Nie od dziś wiadomo, że w Polsce to urzędnicy stanowią prawo i to oni decydują, co jest, a co nie jest zgodne z prawem oraz jak interpretować istniejące.
Na adres mailowy naszej redakcji przyszedł list od mieszkańca okolic Lublina ( nazwisko do wiadomości redakcji). Z listu wynika, że władza oraz Generalna Dyrekcja Dróg Krajowych i Autostrad to instytucja stojąca ponad prawem. Jak będziecie mogli Państwo przeczytać w obszernym fragmencie listu, wyceny nieruchomości często nie mają nic wspólnego ze stanem faktycznym, a każda niekorzystna dla GDDKiA wycena ulegała zmianie.

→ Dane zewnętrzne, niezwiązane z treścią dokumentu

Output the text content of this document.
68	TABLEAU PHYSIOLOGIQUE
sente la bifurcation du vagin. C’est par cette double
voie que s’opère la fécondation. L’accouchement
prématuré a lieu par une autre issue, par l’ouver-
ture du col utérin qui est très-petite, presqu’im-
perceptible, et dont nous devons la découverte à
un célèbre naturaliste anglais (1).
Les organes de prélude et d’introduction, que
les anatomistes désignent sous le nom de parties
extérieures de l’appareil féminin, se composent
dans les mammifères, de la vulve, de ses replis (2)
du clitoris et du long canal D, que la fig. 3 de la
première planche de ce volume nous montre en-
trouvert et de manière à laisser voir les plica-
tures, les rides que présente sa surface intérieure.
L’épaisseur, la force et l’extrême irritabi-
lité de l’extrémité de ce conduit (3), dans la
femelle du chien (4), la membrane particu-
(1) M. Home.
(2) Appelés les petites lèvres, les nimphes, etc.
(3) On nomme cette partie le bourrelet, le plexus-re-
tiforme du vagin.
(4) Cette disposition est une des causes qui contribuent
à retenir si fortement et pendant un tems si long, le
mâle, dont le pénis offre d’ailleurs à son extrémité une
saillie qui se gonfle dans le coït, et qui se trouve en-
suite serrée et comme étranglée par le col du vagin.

„W 2005 roku zatwierdzono plany budowy obwodnicy Lublina przebiegającej przez mój dom. Szok opanowaliśmy po kilku miesiącach jako, że dom zamieszkiwaliśmy od 10 miesięcy. Czuliśmy ten ciężar i oczekiwaliśmy na dalsze kroki urzędników. W 2008 pojawiła się rzeczoznawca. Operat wykonała metodą kopiuj wklej w tempie błyskawicznym. Niestety zastosowana metoda wniosła wiele błędów w wielu operatach. Uradowany sąsiad oznajmił dokumentując swoje słowa, że ma 113mkw powierzchni użytkowej, a wpisano mu 136mkw. My zaś odkryliśmy, że powierzchnia naszego domu została zmniejszona o niespełna 20mkw. Naczelnik GDDKiA odmówiła nam wydania operatu nawet do wglądu. Wkrótce operat został poprawiony, dopasowany do pierwotnej kwoty w sposób niedopuszczalny poprzez wymianę kartek. Otrzymaliśmy kserokopię tego dokumentu. Merytorycznie niewiele miał wspólnego z naszą nieruchomością (to inna historia). Rozpoczęliśmy walkę o urealnienie ceny. Dzięki naszym działaniom poznaliśmy inne operaty autorstwa tej rzeczoznawcy. Wynikało z nich, że najwyższą cenę za 1mkw osiągnęła nieruchomość naszego sąsiada; stary mały domek z drewnianym wychodkiem (moim zdaniem historia pewnego przestępstwa). GDDKiA zleciła wykonanie kolejnego operatu rzeczoznawcy z Warszawy. Byliśmy zadowoleni, że będzie to osoba spoza środowiska lubelskiego. Byliśmy zadowoleni z pracy tej rzeczoznawcy do czasu kiedy GDDKiA w swoim piśmie nakazała jej obniżenie ceny naszej nieruchomości. Straciłem wiarę w Państwo Prawa. Potem zapadło milczenie ze strony GDDKiA. Nasze starania o wykup domu przez GDDKiA były odrzucane. Sąsiedzi opuszczali sprzedane nieruchomości. Zostaliśmy sami w otoczeniu pustoszonych przez złodziei domów. Dzisiaj już wiemy, że to była zmiana strategii GDDKiA. (szczegóły na żądanie)
W maju 2011 roku Wojewoda Lubelski Genowefa Tokarska podpisała decyzje o umorzeniu postępowania wywłaszczeniowego w oparciu o art. 105 par.1 K.P.A. naruszyła w ten sposób art.105 par.2 i art.7 i art.77 K.P.A.
W dniu 5.12.2011 Wojewoda Lubelski Henryka Strojnowska podpisała decyzje ZRiD, w którym umieszczono między innymi naszą nieruchomość.”
Z przytoczonego fragmentu listu jasno wynika, że coś jest nie tak jak być powinno. Wyceny brane z powietrza, wymiana dokumentów, brak możliwości wglądu w dokumenty dotyczące wyceny własnej nieruchomości czy wreszcie zmiana korzystnej dla właściciela decyzji na gorszą. W tej sytuacji autor listu postanowił zainteresować władze nieprawidłowościami, jakie miały miejsce. Wszak to władza powinna stać na straży porządku prawnego w Polsce. Jednak listy do premiera RP oraz prezydenta nie odniosły żadnego skutku. Warto nadmienić, iż nadawca listu nie jest przeciwnikiem budowy obwodnicy. Rozumie jak ważną rolę będzie ona pełniła dla ogółu społeczeństwa. Jednak jawna niesprawiedliwość budzi w nim, tak jak w każdym normalnym człowieku, poczucie krzywdy.